De 'venda' a 'neutra'

IRB (IRBR3): ações saltam após JP Morgan elevar recomendação

A ação do IRB vinha sofrendo com perdas nas últimas duas semanas, com queda acumulada de 16%, devido aos impactos pela tragédia no RS

IRB (IRBR3)
IRB (IRBR3) / Foto: Divulgação

As ações da IRB (IRBR3) apresentam forte alta na manhã desta sexta-feira (17), após o JP Morgan elevar a recomendação da companhia de ‘venda’ para ‘neutra’. Por volta das 11h30 (horário de Brasília), os papéis avançavam 4,27%, a R$ 38,86.

A ação do ressegurador vinha sofrendo com perdas nas últimas duas semanas, com queda acumulada de 16% (ante estabilidade do índice Ibovespa), devido aos impactos estimados na operação com a tragédia que acomete o RS (Rio Grande do Sul).

Segundo o JP Morgan, o IRB (IRBR3) é mais exposto em sua cobertura à catástrofe – com impactos vindos de seguro agrícola, propriedade, residencial, especial e riscos.

O banco espera um impacto no Ebit (lucro antes de juros e imposto de renda) de, pelo menos, R$ 80 milhões.

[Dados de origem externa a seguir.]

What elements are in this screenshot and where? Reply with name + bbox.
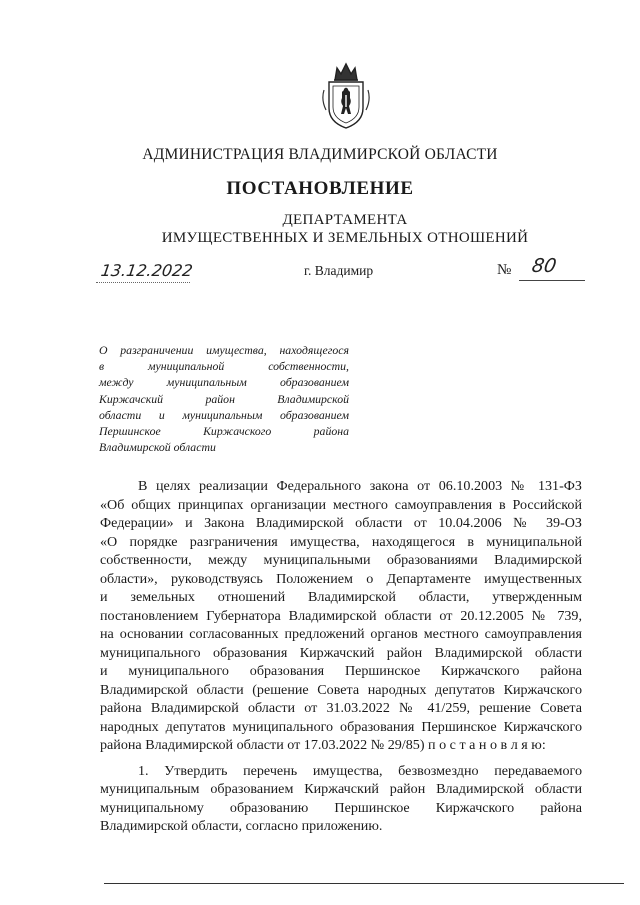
department-line-1: ДЕПАРТАМЕНТА: [282, 212, 408, 228]
coat-of-arms-emblem: [321, 60, 371, 132]
city-label: г. Владимир: [304, 263, 374, 278]
date-underline: [96, 282, 190, 283]
document-body: [100, 477, 582, 836]
paragraph-preamble: [100, 477, 582, 755]
body-line: и земельных отношений Владимирской области, утвержденным: [100, 589, 582, 605]
number-label: №: [497, 262, 512, 278]
bottom-divider: [104, 883, 624, 884]
handwritten-number: 80: [530, 255, 559, 277]
body-line: и муниципального образования Першинское Киржачского района: [100, 663, 582, 679]
body-line: муниципального образования Киржачский район Владимирской области: [100, 644, 582, 661]
body-line: собственности, между муниципальными образованиями Владимирской: [100, 552, 582, 568]
handwritten-date: 13.12.2022: [99, 261, 194, 280]
paragraph-item-1: [100, 762, 582, 836]
subject-line: О разграничении имущества, находящегося: [99, 343, 349, 357]
body-line: муниципальным образованием Киржачский район Владимирской области: [100, 781, 582, 797]
subject-line: Першинское Киржачского района: [99, 424, 349, 439]
body-line: на основании согласованных предложений органов местного самоуправления: [100, 626, 582, 642]
body-line: района Владимирской области от 31.03.2022 № 41/259, решение Совета: [100, 700, 582, 716]
body-line: муниципальному образованию Першинское Киржачского района: [100, 799, 582, 816]
department-line-2: ИМУЩЕСТВЕННЫХ И ЗЕМЕЛЬНЫХ ОТНОШЕНИЙ: [161, 230, 529, 246]
subject-line: Владимирской области: [99, 440, 216, 455]
body-line: Владимирской области, согласно приложению.: [100, 818, 383, 834]
document-type: ПОСТАНОВЛЕНИЕ: [226, 178, 414, 199]
subject-block: [99, 342, 349, 455]
body-line: народных депутатов муниципального образования Першинское Киржачского: [100, 718, 582, 735]
body-line: 1. Утвердить перечень имущества, безвозмездно передаваемого: [138, 762, 582, 779]
body-line: района Владимирской области от 17.03.2022 № 29/85) п о с т а н о в л я ю:: [100, 737, 546, 753]
body-line: Федерации» и Закона Владимирской области от 10.04.2006 № 39-ОЗ: [100, 515, 582, 531]
subject-line: области и муниципальным образованием: [99, 407, 349, 422]
subject-line: Киржачский район Владимирской: [99, 391, 349, 406]
subject-line: между муниципальным образованием: [99, 375, 349, 390]
body-line: В целях реализации Федерального закона от 06.10.2003 № 131-ФЗ: [138, 478, 582, 494]
body-line: области», руководствуясь Положением о Департаменте имущественных: [100, 570, 582, 587]
body-line: «Об общих принципах организации местного самоуправления в Российской: [100, 496, 582, 513]
subject-line: в муниципальной собственности,: [99, 359, 349, 374]
organization-title: АДМИНИСТРАЦИЯ ВЛАДИМИРСКОЙ ОБЛАСТИ: [142, 146, 498, 163]
body-line: «О порядке разграничения имущества, находящегося в муниципальной: [100, 533, 582, 550]
number-underline: [519, 280, 585, 281]
body-line: Владимирской области (решение Совета народных депутатов Киржачского: [100, 681, 582, 698]
body-line: постановлением Губернатора Владимирской области от 20.12.2005 № 739,: [100, 607, 582, 624]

A previsão converge com a estimativa inicial de perda antes dos impostos de R$ 80 a 160 milhões fornecida pela administração durante conferência do 1T24.

Em termos de avaliação, o IRB está negociando a 0,8 vez Preço (P)/ Valor Patrimonial (VPA), considerado justo pelos analistas do banco e sem assimetria para o lado negativo.

Além disso, os ROEs (retornos sobre o patrimônio) tangível ex-créditos fiscais estão em torno de 15 a 16% (ou 18% assumindo uma taxa de imposto de 30%, ou seja, IRB otimizando o JCP em algum momento no futuro).

Por fim, o JPMorgan também reduziu a previsão de lucro para 2024 em 21% para R$ 262 milhões. Em sua cobertura financeira, o banco disse preferir Itaú (ITUB4), Banco do Brasil (BBAS3), Nubank (ROXO34), Porto Seguro (PSSA3) e XP (XPBR31).

IRB (IRBR3): lucro líquido tem crescimento anual de 825%

A empresa de resseguros IRB (IRBR3) apontou forte crescimento no lucro líquido no primeiro trimestre de 2024: o montante totalizou R$ 79,1 milhões, alta de 825% em relação ao mesmo período de 2023.

Segundo a companhia, o lucro líquido foi impactado “tanto pelo resultado de underwriting quanto pelo resultado financeiro, ambos positivos”. O ressegurador afirma que este salto é fruto da limpeza da carteira de resseguros, que ampliou o resultado agregado dos contratos e reduziu a sinistralidade.

O resultado de underwriting (subscrição) ficou positivo em R$ 122,4 milhões. No 1T23, o montante foi de R$ 3,7 milhões.

O sinistro retido total diminuiu 43,3% para R$ 529 milhões. Já o índice de sinistralidade foi de 58,2% no 1T24, melhor em 19,1 pontos percentuais (p.p.) quando comparado com 1T23. O índice combinado, por sua vez, atingiu 99,0% no 1T24, 11,9 p.p. melhor que o 1T23.

Ao considerar o prêmio emitido total, o valor ficou em R$ 1,440 bilhão no primeiro trimestre de 2024, o que representa uma baixa de 9,1% no comparativo anual. No Brasil, houve alta de 5,3%, para R$ 1,060 bilhão, enquanto no exterior, o recuo foi de 34,2% em termos anuais, para R$ 379,9 milhões.

Já o resultado do IRB antes dos impostos e participações foi de R$ 150,9 milhões, um crescimento de 978% na comparação anual. O resultado financeiro e patrimonial teve baixa de 2,7% em um ano, para R$ 141,6 milhões, na mesma base comparativa.

O custo de aquisição totalizou R$ 252,5 milhões, comparado a R$ 233,2 milhões no 1T23. As despesas gerais e administrativas somaram R$ 75 milhões, comparado a R$ 88 milhões no ano anterior.